However, this was not the only explosion that broke the temporary military agreement. The day before the casualties at the mosque, 11 people were killed on four separate occasions. The mosque eruption also took place shortly after a car bomb incident in Kabul that killed 90 school girls on May 8.

The damage to the mosque was minimal, but casualties rose as police held an investigation. Ferdous Faramarz, a spokesman for the Kabul police, revealed that the mosque’s Imam was among the 12 dead, with an additional 15 people wounded. The Imam of a mosque is one who leads prayer, similar to a priest or a rabbi. 

As for who initiated the attack, the Taliban has denounced the casualties of the civilians lost inside the Islamic house of worship and at the Sayed Al-Shuhada school. The Taliban has yet to claim any responsibility for it and previously suggested that the Afghanistan Intelligence Agency (A.I.A.) was behind it. 

Many of the attacks in Kabul city have officially been claimed by the Islamic State group’s local affiliate.
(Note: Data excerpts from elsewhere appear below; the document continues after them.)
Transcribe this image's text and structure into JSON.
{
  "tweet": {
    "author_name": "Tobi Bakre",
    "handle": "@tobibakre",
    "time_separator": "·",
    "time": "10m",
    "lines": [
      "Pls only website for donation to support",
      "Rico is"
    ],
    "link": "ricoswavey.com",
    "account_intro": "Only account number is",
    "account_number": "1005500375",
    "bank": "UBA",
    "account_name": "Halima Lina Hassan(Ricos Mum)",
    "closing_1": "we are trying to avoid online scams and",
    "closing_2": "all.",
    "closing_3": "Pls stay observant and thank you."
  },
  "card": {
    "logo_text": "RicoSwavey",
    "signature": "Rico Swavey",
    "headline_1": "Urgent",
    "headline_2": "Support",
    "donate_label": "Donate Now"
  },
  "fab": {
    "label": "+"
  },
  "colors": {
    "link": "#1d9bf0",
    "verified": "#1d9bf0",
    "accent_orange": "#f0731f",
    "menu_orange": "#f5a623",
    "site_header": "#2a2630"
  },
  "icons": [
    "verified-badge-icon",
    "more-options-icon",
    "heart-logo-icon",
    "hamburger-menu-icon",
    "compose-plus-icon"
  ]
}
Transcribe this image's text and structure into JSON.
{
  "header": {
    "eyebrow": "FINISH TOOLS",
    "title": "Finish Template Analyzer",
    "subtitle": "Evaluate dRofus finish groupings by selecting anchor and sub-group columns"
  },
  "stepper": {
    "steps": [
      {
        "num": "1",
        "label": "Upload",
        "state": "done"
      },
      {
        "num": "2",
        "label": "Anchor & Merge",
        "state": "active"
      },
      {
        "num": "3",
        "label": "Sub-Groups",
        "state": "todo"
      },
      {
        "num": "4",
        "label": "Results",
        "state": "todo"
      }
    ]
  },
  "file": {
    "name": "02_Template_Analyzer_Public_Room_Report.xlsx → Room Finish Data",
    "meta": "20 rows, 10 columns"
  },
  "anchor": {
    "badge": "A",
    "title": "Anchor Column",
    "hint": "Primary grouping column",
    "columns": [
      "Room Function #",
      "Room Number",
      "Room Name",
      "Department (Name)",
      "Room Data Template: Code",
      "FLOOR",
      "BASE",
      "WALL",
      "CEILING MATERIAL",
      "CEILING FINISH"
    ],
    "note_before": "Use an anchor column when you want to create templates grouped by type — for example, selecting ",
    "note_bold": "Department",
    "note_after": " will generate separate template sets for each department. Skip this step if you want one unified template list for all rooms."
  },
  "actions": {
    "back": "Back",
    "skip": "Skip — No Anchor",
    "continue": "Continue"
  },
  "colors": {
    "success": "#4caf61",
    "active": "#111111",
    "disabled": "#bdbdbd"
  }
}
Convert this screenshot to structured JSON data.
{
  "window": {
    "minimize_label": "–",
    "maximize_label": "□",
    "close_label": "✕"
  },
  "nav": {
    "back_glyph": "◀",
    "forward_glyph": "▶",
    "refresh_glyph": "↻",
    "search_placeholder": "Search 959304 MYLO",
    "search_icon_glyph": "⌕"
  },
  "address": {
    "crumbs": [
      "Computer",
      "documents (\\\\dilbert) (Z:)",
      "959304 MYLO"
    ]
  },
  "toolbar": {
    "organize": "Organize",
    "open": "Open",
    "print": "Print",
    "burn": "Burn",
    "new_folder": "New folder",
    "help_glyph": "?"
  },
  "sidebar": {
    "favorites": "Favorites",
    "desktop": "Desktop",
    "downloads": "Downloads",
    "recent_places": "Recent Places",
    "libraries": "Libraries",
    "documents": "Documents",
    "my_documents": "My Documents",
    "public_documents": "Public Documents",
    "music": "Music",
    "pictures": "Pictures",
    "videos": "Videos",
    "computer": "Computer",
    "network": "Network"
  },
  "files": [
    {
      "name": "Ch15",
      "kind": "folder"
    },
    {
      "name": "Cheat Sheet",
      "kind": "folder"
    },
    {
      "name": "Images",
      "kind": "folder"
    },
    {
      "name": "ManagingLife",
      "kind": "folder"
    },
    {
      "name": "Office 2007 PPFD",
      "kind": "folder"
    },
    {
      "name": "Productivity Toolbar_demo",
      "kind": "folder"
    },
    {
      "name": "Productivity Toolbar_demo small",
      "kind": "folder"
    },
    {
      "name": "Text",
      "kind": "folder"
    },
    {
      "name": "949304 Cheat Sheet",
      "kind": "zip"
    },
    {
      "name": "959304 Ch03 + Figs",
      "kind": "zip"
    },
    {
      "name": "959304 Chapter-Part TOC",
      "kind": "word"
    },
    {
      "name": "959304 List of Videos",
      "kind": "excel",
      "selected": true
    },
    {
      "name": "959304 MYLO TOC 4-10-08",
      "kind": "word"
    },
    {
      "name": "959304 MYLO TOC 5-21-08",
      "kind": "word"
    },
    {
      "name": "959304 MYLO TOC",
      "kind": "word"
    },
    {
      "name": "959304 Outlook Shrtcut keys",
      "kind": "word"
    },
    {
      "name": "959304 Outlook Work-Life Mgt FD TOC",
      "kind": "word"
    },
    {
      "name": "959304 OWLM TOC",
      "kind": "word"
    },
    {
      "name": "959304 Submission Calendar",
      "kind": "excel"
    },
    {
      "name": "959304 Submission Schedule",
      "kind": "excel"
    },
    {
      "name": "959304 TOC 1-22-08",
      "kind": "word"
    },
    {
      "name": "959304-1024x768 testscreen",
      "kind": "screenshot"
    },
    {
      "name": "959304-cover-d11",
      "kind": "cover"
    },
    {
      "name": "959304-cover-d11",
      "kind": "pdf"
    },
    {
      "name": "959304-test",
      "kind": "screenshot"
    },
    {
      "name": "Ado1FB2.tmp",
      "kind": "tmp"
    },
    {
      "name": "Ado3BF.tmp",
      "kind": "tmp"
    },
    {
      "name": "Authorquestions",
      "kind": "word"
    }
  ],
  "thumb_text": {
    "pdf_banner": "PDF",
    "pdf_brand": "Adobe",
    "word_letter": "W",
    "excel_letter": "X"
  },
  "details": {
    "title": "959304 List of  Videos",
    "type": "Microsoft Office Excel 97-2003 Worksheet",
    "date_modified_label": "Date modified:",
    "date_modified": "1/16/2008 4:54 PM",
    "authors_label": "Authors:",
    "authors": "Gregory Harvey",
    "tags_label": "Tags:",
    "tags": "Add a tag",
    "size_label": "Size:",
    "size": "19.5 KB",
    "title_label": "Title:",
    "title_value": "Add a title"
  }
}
However, the Afghan government and the Taliban have formed a pattern of blaming one another. 

ABC News reported that ever since the U.S. and NATO troops have begun the process of withdrawal from the country after 20 years, public detonations similar to this week’s have been increasing. 

Palwasha Heidary, a humanitarian who provides financial aid to Afghan civilians affected by attacks, claimed that the attacks would get worse than what is being seen today. 

“Once the United States leaves, the Taliban will have a lot more control,” Heidary said. “I am sure I will be seeing a lot more attacks, and I will help in any way I can. The world is truly turning into a cruel place.”